Советская литература - в точности как современная - переполнена дутыми авторитетами и имитаторами, из которых окружение пыталось лепить значимых писателей. Тем приятнее в этом мутном потоке находить настоящих писателей и людей с талантом. О драматурге Василии Шкваркине я уже писала на своем канале, а сегодня скажу несколько слов о Сергее Сергеевиче Заяицком (1893-1930).
В декабре 1934 Елена Булгакова записывает в своем дневнике:
«Читала книжку Заяицкого - страшно понравилось. А Миша о нем отзывался, как о очень приятном и талантливом человеке».
Сведений о Заяицком сохранилось не так много, и, судя по всему, исследователи им занимались мало. Родился в Москве, сын врача, связан родством с семьей знаменитых Абрикосовых, учился в Московском университете, болел костным туберкулезом, от которого и умер - это все-таки слишком пунктирно для биографии и недостаточно для того, чтобы представить себе личность автора.
Дело осложняется тем, что из его архива уцелело очень мало, и пропали как минимум две законченные вещи - романы "Испытание сердец" и "Детство Самарова", которые упоминаются в его некрологе. Поэтому волей-неволей ориентироваться приходится только на печатные издания.
В первую очередь это "Жизнеописание Степана Александровича Лососинова" и "Баклажаны", а также пародирующие увлечение заграничными авантюрными романами "Земля без солнца" и "Красавица с острова Люлю".

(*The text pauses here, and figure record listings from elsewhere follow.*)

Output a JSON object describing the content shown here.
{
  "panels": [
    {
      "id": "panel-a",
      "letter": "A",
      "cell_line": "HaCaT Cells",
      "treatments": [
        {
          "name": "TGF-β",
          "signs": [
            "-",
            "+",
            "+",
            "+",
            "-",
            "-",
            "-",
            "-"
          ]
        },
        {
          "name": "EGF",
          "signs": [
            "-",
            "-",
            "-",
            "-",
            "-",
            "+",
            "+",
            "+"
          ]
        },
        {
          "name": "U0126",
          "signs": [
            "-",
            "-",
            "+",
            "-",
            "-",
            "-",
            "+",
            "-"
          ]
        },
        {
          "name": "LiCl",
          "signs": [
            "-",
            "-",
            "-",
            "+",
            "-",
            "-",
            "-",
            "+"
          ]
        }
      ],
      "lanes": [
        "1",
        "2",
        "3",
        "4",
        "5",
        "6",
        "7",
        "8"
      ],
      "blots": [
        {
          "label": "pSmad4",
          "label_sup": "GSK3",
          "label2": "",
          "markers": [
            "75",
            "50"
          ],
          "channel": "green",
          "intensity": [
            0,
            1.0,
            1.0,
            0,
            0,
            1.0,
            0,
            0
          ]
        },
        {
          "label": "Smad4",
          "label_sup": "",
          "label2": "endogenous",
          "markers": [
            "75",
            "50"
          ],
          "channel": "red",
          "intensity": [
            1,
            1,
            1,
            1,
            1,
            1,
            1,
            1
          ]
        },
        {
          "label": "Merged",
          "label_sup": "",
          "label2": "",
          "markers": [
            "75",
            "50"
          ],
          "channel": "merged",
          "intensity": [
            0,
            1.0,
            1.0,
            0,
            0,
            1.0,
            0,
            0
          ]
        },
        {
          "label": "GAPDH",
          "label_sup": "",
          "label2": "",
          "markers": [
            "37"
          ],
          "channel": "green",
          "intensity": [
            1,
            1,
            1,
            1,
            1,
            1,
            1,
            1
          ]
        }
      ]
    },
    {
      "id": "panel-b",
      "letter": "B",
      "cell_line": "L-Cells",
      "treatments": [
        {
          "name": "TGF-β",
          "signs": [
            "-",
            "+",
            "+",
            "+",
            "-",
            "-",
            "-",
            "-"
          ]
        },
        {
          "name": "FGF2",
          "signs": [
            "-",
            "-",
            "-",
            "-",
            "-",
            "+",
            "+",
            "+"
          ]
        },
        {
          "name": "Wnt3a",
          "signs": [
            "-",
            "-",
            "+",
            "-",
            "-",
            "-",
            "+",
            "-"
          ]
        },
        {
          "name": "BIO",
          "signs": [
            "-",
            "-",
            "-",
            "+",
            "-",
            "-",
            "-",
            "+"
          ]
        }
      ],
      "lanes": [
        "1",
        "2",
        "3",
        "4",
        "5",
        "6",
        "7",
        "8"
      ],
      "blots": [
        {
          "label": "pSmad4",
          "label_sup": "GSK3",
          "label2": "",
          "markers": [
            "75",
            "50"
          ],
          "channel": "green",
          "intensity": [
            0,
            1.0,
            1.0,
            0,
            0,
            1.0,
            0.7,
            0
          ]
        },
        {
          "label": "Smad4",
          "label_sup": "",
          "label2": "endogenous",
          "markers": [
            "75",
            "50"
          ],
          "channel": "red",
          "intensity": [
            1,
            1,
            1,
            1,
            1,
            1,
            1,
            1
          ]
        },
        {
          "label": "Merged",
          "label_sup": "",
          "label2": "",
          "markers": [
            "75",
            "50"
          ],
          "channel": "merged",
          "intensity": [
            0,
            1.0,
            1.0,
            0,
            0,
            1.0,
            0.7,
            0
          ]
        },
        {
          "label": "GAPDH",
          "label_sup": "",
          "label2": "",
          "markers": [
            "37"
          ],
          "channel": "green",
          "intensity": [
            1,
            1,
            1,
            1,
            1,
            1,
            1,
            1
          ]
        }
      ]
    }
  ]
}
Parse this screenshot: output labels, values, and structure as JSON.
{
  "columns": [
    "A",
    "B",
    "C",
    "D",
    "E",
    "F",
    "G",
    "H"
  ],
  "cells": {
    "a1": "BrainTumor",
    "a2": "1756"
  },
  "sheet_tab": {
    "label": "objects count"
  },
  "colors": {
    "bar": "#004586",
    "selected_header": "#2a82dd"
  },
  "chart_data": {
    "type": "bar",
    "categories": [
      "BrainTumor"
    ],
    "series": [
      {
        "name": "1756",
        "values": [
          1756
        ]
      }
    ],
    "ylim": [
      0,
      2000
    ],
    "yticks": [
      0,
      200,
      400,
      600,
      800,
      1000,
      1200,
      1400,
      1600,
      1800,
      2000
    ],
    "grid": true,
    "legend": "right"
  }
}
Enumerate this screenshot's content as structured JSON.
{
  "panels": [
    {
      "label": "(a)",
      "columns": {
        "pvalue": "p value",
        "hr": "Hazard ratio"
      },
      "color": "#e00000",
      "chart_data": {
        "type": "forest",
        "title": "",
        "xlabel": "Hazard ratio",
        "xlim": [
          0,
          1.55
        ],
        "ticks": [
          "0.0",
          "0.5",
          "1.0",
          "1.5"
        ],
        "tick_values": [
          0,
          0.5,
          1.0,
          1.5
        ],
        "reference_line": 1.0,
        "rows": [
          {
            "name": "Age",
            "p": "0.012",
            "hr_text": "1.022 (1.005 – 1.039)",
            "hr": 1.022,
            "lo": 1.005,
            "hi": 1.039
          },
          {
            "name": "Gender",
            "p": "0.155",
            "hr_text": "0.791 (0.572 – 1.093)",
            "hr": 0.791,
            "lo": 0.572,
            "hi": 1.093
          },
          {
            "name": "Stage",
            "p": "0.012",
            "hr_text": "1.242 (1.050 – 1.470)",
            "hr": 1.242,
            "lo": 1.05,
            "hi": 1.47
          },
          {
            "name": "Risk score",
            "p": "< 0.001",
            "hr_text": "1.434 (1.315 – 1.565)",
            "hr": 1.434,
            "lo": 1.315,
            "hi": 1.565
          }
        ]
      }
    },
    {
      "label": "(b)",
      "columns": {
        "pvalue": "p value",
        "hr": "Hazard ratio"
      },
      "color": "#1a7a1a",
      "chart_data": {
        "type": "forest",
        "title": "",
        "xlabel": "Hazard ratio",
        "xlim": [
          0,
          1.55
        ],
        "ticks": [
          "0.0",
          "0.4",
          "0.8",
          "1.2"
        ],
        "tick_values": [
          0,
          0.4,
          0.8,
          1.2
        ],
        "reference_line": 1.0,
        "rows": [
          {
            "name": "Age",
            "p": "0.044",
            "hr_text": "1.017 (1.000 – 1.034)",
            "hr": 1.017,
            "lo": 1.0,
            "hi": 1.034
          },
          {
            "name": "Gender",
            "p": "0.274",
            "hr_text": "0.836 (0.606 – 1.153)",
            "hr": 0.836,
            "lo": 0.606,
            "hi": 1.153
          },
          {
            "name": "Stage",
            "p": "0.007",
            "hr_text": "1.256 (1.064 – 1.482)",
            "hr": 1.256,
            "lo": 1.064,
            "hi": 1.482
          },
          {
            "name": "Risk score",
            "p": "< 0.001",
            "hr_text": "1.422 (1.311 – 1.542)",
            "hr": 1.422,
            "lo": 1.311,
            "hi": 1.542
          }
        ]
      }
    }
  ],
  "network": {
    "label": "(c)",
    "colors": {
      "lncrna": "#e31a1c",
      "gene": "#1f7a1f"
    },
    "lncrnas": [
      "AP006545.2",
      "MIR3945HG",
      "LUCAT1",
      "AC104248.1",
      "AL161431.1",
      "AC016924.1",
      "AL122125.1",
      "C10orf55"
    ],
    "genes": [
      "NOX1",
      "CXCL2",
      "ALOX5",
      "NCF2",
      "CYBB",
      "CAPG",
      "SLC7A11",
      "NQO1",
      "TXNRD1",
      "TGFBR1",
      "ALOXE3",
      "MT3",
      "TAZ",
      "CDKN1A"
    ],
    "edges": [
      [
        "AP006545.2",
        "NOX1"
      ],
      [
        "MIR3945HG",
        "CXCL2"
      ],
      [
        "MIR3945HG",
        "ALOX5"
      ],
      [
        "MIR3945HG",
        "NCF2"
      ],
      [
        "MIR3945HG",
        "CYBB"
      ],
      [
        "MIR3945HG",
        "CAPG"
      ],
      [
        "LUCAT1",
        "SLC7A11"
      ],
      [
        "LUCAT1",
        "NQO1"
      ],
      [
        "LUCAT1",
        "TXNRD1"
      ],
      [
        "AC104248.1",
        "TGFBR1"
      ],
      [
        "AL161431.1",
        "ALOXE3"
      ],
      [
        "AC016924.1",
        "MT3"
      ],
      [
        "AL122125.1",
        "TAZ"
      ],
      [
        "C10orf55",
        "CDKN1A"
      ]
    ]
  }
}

Читая их, понимаешь, почему Заяицкий и Булгаков дружили. Их объединяли не только юмор и прекрасное владение языком, но и отношение ко многим вещам, в частности, к революции. И любимый герой Заяицкого - интеллигент, что вовсе не мешает автору видеть слабые стороны своего персонажа.
Несколько цитат:
"Ну, так, значит, он партийный работник или сочувствующий, с самого семнадцатого года вскочивший на платформу и покативший на ней, выражаясь аллегорически, по рельсам успеха и деятельности" ("Баклажаны")
"Одним словом, из-под русского патриота выдернули Россию, как выдергивают теплый платок из-под разоспавшегося кота. Кот недоуменно озирается. Был, дескать, платок, и удобно на нем было лежать, а теперь нет его. И, подумав, кот ложится на то же место, но без платка и через миг уже мурлычет с удовольствием. Дескать, ничего, думал, что хуже будет." (там же)
"И тут он почувствовал прилив того особенного вдохновения, которое снисходит на интеллигентного русского человека лишь в тех случаях, когда приходится ему говорить о предмете, ему вовсе не знакомом" ("Жизнеописание Степана Александровича Лососинова").
"Историю не так-то легко подгонять пулеметами или соблазнять конфетами..." ("Земля без солнца").
"О, милые мои, дорогие потомки, о, грядущие литераторы и быта историки, о, книголюбы двадцать первого века!" (рассказ "Женитьба Мечтателева")
"- Откровенно говоря, - сказал профессор, - я не вполне ясно представляю себе, что такое советская власть, но если она вам так нравится, то я, конечно, охотно признаю ее, если только это ей может быть интересно" ("Красавица с острова Люлю")
Сергей Заяицкий писал также для детей, - вероятно, потому, что цензура тут была попроще и потому, что в 20-е годы мало кто из писателей не нуждался в деньгах. В интернете можно найти две его пьесы для детского театра, "Робин Гуд, лесной разбойник" и "Побежденные камни". Первая пьеса очаровательна, сценична и полна юмора, и я думаю, что ее и сейчас можно ставить.
"Побежденные камни" рассказывают о Французской революции и любопытны разве что тем, что в тексте откровеннее всего высказана позиция автора по отношению к другой революции:
"Это очень страшная вещь - революция".
Я думаю, что проза Заяицкого имеет все шансы понравиться тем, кому нравится Булгаков, Аверченко, Тэффи. Начать знакомиться, наверное, лучше всего с "Жизнеописания Степана Александровича Лососинова" и "Баклажанов", потом читать "Землю без солнца" и рассказы, а потом "Красавицу с острова Люлю" (где присутствует фантастически смешная глава о том, как полковник-эмигрант навел порядок на острове с помощью лишь нескольких русских слов, не скажу каких), пьесы и сочинения для детей.
Читая Заяицкого, легко заметить, как много ему по цензурным условиям приходилось недоговаривать. Он маскируется иронией и кажется, что он лишь вскользь упоминает об ужасах гражданской войны в "Баклажанах" и некоторых рассказах, но совершенно ясно, что он - как и Булгаков - ничего не забыл. В эпоху, когда приспособленчество писателей становится повальным, он честен и не выдает черное за белое. Хочется надеяться, что однажды в архивах удастся обнаружить его ненапечатанные тексты, которые скажут нам еще больше об этом несправедливо забытом писателе.